三宅香帆さんは、『なぜ働いていると本が読めなくなるのか』(集英社新書)の著者としても知られ、熱心な文学オタクとして本にまつわる書籍も多く出版されています。今回ご紹介するこの本では、タイトルの通り、好きなものをどうやって言語化して伝えるかについて書かれています。

私も、読んだ本の感想をブログに残したり、SNSに投稿したり、読書会で発表することがあります。長く続けている中で、なんとなく分かってきたこともあれば、この本を通じてもっと伝わりやすくなる方法があると感じた部分もありました。
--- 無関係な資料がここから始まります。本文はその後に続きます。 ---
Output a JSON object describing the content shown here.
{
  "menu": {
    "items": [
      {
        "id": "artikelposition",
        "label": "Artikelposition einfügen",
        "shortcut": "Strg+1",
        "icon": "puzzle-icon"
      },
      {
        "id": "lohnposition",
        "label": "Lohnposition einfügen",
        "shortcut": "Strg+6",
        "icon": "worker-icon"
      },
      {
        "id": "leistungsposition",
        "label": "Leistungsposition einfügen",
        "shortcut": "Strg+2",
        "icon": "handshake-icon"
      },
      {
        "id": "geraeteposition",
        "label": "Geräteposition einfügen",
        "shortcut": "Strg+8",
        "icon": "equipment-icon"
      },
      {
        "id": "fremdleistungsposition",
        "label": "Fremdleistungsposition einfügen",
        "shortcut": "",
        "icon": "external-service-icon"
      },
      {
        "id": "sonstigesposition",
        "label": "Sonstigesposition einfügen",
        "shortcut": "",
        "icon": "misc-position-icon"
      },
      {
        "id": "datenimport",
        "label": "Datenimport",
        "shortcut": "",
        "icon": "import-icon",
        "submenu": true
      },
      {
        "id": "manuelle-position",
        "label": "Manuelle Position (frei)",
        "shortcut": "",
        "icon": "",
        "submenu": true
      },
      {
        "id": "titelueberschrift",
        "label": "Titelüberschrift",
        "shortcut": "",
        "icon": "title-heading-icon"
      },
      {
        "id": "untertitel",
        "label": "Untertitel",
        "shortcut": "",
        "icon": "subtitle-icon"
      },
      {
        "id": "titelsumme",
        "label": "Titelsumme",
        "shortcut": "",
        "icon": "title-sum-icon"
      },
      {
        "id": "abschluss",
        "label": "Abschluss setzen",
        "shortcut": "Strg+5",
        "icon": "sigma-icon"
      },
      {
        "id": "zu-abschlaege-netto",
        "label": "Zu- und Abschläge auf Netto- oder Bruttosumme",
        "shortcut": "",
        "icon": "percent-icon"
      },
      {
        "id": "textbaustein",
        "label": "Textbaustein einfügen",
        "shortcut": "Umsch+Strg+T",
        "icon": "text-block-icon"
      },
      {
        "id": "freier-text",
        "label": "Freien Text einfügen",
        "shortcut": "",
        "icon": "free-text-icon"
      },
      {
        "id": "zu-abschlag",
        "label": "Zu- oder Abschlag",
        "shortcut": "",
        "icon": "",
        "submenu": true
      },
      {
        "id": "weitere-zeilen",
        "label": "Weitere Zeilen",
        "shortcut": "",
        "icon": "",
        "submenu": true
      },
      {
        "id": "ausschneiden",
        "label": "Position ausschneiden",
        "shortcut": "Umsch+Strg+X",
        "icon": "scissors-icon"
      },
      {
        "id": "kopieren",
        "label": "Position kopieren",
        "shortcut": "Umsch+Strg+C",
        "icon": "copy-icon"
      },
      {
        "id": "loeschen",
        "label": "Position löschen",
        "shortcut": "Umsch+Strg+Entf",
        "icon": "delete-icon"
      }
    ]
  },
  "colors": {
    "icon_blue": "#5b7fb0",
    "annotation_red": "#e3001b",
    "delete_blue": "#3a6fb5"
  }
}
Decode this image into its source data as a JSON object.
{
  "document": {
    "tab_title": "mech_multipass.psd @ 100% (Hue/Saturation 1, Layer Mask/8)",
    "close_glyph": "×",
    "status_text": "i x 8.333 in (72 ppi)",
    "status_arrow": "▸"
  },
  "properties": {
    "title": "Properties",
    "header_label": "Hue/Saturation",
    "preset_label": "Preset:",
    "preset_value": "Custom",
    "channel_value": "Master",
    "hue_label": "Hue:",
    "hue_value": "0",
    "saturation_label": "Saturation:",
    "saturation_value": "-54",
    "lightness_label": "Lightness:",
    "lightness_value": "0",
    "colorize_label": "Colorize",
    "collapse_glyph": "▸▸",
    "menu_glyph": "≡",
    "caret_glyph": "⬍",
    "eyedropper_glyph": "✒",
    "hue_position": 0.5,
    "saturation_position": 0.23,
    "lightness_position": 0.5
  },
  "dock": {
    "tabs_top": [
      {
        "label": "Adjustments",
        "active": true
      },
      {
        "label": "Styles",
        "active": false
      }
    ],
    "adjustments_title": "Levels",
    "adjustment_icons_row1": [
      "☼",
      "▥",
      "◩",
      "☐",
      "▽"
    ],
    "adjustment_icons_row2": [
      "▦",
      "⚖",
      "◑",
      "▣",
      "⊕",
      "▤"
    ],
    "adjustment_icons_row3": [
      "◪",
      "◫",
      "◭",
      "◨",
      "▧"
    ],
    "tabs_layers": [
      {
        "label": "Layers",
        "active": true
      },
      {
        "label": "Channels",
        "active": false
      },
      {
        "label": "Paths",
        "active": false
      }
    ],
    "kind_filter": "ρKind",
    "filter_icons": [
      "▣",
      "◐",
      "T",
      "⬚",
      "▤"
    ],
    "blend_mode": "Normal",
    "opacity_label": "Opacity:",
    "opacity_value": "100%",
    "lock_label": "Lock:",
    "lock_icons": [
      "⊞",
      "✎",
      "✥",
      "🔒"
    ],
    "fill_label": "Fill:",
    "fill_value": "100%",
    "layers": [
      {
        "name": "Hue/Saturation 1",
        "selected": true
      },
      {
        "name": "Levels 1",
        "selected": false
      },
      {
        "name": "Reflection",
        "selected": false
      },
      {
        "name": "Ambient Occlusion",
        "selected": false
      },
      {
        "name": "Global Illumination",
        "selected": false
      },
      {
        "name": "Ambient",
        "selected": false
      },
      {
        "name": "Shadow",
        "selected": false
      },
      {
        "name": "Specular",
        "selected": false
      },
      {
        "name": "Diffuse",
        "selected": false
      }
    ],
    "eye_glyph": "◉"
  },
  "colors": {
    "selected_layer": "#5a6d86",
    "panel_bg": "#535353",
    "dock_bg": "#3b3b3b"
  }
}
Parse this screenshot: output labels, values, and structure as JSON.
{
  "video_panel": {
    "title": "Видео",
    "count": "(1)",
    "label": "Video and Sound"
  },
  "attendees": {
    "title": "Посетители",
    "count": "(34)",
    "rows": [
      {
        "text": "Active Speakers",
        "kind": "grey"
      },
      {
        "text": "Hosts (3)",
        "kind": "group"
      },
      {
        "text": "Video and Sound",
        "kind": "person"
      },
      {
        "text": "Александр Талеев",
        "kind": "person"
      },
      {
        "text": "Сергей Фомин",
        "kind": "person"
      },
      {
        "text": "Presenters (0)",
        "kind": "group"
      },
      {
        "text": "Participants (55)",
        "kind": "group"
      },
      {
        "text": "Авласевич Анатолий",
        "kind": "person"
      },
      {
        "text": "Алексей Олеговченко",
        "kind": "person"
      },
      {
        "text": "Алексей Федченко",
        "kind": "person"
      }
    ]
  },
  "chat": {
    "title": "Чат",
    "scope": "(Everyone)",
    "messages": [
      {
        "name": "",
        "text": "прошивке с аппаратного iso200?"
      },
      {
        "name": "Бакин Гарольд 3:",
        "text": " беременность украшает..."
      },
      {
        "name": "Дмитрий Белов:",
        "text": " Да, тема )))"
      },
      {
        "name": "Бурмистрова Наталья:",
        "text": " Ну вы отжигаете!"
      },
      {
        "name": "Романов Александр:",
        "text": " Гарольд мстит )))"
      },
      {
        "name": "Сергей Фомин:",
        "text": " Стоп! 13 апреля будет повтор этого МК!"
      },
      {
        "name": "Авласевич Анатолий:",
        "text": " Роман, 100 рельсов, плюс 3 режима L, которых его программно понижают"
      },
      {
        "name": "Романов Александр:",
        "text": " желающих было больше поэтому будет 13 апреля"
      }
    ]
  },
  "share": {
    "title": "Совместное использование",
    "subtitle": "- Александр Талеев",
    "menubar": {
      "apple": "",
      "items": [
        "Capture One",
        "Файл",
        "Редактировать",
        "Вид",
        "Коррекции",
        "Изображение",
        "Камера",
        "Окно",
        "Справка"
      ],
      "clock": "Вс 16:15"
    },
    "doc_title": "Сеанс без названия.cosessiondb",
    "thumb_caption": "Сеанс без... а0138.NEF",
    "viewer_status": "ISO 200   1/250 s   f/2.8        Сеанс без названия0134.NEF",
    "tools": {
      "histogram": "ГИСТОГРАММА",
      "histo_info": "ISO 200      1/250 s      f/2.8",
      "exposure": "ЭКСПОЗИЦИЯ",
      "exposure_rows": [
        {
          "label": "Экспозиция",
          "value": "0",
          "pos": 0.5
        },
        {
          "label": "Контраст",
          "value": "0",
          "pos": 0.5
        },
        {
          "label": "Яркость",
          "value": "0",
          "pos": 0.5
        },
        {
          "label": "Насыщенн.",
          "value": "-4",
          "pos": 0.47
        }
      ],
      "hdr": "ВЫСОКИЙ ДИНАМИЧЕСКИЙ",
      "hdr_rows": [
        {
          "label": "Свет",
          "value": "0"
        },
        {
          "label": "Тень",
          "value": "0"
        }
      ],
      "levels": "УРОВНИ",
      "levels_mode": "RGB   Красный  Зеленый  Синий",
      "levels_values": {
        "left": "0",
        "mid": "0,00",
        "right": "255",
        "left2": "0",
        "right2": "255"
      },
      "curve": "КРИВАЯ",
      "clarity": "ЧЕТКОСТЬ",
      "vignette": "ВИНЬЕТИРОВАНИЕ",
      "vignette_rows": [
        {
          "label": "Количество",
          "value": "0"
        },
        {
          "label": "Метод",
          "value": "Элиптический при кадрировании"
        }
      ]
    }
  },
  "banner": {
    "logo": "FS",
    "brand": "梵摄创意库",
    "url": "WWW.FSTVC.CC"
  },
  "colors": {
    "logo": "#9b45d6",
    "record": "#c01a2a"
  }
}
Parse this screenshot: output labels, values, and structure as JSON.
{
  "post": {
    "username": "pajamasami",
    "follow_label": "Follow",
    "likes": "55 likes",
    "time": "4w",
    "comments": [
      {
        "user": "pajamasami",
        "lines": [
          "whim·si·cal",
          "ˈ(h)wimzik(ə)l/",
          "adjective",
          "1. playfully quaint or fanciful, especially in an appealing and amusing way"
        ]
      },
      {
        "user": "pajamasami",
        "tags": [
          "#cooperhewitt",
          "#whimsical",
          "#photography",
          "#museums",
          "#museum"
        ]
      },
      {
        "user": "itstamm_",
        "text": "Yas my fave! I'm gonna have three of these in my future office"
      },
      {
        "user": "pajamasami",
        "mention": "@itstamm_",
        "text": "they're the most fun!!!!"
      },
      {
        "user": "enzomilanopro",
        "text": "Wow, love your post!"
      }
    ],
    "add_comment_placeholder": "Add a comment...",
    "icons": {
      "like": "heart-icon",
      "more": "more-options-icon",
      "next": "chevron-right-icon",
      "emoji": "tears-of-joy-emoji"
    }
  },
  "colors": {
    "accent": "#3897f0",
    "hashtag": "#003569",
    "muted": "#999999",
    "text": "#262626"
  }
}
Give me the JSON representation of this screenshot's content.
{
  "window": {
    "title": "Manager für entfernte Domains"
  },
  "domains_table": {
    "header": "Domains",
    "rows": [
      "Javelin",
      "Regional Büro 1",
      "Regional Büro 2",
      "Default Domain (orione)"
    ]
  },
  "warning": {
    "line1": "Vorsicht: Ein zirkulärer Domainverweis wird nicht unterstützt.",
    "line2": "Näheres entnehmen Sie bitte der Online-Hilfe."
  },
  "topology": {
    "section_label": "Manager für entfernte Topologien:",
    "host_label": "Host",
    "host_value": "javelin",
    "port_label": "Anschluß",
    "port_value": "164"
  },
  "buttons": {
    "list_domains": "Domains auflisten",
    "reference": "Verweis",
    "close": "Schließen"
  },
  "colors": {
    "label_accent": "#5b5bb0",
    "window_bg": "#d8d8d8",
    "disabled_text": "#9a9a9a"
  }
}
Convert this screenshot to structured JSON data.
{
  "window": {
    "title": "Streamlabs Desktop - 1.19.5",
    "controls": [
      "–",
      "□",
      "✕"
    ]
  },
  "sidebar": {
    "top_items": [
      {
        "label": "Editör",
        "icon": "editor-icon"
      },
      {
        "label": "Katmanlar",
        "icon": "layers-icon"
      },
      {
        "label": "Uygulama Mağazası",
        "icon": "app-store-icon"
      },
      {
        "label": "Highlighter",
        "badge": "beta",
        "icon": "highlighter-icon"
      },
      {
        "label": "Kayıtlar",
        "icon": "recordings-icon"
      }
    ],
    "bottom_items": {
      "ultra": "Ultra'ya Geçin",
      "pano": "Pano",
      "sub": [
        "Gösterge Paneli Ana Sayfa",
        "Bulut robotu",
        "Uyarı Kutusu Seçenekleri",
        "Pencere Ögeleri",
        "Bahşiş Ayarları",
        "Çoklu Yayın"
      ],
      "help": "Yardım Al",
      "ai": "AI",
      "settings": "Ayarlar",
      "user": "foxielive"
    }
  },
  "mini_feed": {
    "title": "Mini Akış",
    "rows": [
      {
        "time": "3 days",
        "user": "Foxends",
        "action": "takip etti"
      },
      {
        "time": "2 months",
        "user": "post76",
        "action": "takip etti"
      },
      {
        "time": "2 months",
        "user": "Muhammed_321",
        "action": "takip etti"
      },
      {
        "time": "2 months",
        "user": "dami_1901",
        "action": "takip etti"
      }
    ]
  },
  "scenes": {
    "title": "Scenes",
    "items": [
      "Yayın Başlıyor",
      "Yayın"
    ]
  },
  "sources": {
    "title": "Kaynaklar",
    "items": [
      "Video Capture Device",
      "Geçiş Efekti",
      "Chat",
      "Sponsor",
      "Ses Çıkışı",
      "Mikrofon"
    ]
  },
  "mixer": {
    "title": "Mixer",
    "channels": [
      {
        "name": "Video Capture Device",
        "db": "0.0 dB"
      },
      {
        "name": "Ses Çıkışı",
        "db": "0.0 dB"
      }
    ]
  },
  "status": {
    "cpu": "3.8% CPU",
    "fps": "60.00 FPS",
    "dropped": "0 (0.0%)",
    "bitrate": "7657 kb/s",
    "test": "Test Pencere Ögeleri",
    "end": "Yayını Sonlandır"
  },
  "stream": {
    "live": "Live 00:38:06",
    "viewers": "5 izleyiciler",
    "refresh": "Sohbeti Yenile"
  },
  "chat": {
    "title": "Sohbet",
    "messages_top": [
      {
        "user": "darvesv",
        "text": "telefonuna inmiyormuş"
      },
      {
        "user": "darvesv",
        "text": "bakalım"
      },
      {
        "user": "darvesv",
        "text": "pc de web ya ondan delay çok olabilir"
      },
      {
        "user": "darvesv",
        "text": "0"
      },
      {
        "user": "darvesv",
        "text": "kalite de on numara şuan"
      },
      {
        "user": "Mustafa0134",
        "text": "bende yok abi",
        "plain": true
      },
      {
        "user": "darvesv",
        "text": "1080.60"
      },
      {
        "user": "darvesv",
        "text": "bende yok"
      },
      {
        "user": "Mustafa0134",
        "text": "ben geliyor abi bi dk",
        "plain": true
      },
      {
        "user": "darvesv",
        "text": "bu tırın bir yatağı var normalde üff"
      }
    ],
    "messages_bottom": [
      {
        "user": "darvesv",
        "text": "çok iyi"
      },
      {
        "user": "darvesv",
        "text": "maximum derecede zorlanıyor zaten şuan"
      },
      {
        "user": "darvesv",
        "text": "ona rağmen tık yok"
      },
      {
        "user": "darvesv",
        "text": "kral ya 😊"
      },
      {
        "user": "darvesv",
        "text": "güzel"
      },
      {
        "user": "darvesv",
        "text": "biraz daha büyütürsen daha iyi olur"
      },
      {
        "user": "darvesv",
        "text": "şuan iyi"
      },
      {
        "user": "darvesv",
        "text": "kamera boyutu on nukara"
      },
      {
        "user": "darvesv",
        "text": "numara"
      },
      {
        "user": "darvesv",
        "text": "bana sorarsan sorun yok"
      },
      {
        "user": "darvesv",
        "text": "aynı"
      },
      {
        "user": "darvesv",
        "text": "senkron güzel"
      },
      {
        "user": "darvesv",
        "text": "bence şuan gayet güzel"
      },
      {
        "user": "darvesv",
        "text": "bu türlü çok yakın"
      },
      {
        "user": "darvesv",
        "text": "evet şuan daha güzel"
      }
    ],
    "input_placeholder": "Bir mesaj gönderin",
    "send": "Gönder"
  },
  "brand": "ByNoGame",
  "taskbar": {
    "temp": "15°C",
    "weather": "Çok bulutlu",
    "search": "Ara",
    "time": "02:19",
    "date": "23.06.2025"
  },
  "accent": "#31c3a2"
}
特に印象に残ったのは、感情を細分化して言語化することの重要性です。これができていないと、つい「泣ける」「やばい」「考えさせられた」といった常套句に頼ってしまうことがあります。たとえば「考えさせられた」という言葉は、内容を言葉にしづらい小説に対して使いがちですが、これを避けるために、もう一歩感情を掘り下げてみることが大切だと学びました。

私は、感想の基本は文章だと考えています。文章で感情や考えを整理できなければ、人に話してもうまく伝わらないからです。もちろん、対面であれば言葉以外の要素も加わるので伝わりやすいかもしれませんが、実際には伝わっているように感じるだけの場合も多いので、注意が必要だと思っています。

三宅さんは文章のゴールを「①想定した読者に②伝えたいことが伝わること」としています。このブログでは、読書会に来てくれる人をイメージして書いています。すぐに「閉じるボタン」を押されないように、自分も読者の一員だと思わせる工夫が大切だと感じました。理想は「この本を読んでみたい」と思ってもらうことですが、読書会で紹介されたすべての本を読むのは難しいので、文章を読んで良かったと思えるところまで到達できれば十分だとも思います。

推しの魅力を上手に発信したいけれど、うまくいかないと感じている人には、この本を強くお勧めします。言葉として記録しておくことで、後から振り返った時に自分の成長や変化に気づけることが多く、推し活へのモチベーションにも繋がります。私もこれからも続けていきたいと思います。